Just today it struck me, that the Father and the Son are like Palpatine and Anakin/Vader, while Padmé as the peace-loving Daughter was the third, the female element in this relational triumvirate. Anakin wants to become happy, to learn more and in his pursuit, he loses Padmé in the end. Just like the Brother killed the Sister, the only person he loved truly. When Anakin stabs the father and the sone likewise in the end, this is an allusion, that later he will kill Vader and Palpatine, to become Skywalker again. Well, that show was before Ep. IX, sorry. When the Mortis Arc would be retconned in the wake of the ST, perhaps the body of the Father would merely vanish like Yoda's and Obi-Wan's did in the OT.
This sums up my feelings on the Mortis trilogy. It broke my brain when it first came out and the lack of sense it made really frustrated me.
I think this quote from Lucas is relevant:
"I wanted to have this mythological footing because I was basing the films on the idea that the Force has two sides, the good side, the evil side, and they both need to be there. Most religions are built on that, whether it's called yin and yang, God and the devil—everything is built on the push-pull tension created by two sides of the equation. Right from the very beginning, that was the key issue in Star Wars." - George Lucas, 2002
The problem is the dichotomies of yin and yang and God and the devil are very different concepts.

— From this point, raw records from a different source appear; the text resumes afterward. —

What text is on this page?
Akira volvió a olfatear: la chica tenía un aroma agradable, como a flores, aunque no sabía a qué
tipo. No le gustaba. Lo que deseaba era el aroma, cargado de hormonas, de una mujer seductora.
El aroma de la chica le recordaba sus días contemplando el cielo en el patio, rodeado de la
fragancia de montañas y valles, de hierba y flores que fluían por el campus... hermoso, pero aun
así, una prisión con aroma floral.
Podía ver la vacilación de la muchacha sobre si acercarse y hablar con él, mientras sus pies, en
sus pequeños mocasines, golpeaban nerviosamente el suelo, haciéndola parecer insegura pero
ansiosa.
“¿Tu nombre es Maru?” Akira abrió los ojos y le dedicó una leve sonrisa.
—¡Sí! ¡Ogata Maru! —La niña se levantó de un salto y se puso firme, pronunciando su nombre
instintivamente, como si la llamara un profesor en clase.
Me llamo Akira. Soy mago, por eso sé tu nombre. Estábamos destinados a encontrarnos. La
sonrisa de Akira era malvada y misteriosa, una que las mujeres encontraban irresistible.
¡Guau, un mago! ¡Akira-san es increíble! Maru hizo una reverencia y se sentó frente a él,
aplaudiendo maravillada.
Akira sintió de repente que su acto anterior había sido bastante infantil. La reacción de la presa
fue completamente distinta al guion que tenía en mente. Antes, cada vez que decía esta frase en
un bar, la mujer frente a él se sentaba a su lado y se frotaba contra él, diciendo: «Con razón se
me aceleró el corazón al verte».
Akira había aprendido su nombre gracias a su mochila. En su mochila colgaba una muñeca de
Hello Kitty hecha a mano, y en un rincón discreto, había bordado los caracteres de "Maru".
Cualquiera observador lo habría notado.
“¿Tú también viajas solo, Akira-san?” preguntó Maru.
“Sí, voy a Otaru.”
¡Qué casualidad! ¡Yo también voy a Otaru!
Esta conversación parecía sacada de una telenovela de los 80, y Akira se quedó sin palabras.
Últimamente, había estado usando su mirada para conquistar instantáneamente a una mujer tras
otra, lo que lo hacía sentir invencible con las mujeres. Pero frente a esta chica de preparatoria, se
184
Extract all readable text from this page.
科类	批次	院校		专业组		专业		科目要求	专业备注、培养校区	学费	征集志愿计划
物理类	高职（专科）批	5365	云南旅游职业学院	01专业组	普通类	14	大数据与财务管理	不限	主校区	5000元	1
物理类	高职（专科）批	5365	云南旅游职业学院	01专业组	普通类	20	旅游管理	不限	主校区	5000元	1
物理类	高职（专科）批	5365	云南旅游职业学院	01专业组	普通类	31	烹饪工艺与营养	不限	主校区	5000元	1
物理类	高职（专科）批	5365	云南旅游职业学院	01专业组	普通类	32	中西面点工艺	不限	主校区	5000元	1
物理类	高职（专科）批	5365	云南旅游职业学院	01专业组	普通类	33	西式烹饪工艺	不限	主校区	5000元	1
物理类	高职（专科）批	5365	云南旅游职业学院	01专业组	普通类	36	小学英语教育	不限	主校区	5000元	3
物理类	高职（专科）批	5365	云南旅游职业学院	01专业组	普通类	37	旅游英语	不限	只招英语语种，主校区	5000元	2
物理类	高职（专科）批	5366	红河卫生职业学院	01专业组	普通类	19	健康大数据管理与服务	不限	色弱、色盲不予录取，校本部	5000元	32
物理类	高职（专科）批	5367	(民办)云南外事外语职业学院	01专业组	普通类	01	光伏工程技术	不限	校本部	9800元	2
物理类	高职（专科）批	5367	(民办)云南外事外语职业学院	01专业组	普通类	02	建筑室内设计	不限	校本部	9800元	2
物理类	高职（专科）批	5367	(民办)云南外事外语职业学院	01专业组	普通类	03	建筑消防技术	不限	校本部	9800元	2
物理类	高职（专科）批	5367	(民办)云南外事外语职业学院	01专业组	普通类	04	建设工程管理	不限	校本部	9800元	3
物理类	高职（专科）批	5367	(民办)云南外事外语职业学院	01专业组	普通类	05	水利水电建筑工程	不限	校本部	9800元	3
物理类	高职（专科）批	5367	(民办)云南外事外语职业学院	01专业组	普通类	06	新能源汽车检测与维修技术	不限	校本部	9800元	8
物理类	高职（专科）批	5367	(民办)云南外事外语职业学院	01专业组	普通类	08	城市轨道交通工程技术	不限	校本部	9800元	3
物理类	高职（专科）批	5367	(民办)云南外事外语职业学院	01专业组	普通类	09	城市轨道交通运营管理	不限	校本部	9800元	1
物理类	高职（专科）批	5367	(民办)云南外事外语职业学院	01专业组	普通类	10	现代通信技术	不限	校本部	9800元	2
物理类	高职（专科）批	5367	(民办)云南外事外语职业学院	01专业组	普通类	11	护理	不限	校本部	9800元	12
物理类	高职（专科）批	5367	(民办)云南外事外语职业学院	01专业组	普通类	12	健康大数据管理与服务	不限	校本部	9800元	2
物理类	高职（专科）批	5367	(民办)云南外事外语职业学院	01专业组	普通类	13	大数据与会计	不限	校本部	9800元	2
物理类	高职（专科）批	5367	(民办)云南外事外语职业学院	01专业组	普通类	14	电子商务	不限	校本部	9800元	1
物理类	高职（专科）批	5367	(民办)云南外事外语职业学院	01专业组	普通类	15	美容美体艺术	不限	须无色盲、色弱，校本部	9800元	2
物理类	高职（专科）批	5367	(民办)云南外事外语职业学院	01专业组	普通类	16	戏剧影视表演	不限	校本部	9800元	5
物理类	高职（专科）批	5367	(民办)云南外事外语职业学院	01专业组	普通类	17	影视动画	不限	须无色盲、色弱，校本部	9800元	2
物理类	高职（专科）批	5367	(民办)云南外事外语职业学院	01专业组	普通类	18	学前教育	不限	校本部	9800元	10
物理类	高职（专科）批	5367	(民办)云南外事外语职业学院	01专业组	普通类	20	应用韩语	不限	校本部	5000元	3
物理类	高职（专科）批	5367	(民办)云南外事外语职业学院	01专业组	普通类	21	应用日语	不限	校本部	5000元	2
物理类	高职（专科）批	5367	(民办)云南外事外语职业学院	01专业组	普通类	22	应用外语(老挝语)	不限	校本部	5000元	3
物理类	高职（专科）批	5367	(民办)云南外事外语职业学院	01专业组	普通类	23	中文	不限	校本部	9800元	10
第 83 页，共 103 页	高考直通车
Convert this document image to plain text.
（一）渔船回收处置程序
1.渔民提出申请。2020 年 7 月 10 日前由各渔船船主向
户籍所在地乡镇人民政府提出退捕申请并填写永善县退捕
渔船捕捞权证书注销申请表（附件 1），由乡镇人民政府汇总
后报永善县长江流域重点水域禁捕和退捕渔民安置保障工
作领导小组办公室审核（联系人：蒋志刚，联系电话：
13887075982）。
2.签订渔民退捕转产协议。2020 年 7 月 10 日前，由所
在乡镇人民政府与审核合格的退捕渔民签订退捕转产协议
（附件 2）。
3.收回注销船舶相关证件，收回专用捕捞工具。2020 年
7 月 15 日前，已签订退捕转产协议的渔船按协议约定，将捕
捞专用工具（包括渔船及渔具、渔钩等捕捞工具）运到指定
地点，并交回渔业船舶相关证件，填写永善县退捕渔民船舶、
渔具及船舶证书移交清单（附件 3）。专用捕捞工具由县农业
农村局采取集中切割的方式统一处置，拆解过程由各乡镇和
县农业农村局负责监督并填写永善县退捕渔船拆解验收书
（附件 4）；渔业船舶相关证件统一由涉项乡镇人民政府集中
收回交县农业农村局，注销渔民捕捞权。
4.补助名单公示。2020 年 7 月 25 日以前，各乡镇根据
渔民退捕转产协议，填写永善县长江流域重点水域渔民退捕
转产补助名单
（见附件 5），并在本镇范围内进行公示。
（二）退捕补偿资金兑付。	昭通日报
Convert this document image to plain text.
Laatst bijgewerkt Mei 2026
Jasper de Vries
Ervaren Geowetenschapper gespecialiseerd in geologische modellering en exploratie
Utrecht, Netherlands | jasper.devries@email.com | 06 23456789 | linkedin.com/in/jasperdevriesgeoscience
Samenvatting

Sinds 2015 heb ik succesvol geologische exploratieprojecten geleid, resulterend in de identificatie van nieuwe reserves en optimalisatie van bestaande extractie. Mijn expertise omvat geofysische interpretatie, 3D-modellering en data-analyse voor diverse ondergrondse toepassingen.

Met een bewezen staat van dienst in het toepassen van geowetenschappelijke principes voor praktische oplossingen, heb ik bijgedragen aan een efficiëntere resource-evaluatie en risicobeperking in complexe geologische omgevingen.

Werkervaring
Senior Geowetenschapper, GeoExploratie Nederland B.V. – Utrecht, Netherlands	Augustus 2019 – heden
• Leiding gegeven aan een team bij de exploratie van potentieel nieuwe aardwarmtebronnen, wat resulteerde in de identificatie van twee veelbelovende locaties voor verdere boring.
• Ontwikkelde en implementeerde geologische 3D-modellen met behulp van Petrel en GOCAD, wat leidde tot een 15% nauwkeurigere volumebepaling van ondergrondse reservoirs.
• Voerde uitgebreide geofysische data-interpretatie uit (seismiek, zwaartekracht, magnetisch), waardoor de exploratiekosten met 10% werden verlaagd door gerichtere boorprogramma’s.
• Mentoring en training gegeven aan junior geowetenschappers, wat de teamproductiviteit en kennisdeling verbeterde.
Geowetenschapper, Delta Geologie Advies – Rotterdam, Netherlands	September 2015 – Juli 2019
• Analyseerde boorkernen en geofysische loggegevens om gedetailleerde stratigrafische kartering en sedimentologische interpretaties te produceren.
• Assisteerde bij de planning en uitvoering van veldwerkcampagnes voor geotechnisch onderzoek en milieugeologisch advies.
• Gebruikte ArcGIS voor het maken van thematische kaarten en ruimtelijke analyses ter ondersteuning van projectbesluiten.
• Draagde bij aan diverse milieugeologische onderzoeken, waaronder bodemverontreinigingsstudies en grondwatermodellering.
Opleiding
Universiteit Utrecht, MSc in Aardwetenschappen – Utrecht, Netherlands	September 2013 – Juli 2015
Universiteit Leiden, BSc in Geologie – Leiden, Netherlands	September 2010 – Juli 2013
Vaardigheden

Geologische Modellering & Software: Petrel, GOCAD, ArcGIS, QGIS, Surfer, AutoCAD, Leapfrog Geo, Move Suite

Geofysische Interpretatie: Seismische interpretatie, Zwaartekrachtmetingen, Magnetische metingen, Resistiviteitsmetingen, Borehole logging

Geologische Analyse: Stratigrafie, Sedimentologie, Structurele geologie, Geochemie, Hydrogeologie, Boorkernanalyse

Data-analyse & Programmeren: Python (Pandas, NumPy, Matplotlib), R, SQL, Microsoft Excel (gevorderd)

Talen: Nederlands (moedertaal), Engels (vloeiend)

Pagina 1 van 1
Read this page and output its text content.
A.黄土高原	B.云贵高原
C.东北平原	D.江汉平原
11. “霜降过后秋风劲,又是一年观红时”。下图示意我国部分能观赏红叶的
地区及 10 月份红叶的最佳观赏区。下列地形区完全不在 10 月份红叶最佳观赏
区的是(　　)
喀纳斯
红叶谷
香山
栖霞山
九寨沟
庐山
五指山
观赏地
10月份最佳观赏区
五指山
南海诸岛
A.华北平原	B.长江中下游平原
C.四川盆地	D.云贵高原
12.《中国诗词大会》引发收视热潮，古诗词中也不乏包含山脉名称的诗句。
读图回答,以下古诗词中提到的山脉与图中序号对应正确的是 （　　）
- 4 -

You can't conflate them like that without them losing any coherent meaning. Yin and yang isn't about good and evil and God and the devil aren't equal opposites. It seems like Lucas wrote the two sides of the Force to be both like yin and yang and like God and the devil, leading to a confusing mess imo.
I like to think future stories from Lucas would have smoothed things out once he thought through the ideas more or revealed ideas he already had but didn't show in the Mortis arc, but it also might have made it worse. The saving grace of the Mortis arc is that it's easily ignorable and further Mortis stories might have made ignoring it harder.
The writers of Legend of Korra made the same mistake when they introduced a pair of all-powerful light and dark spirits, equated them to yin and yang, and then proceeded to make a story where the light spirit (who is revealed to be the Avatar spirit) needs to destroy the dark spirit every 10,000 years or else darkness will win and destroy humanity. They paid lip service to Eastern concepts but in the end it just became another, very western, good triumphs over evil story.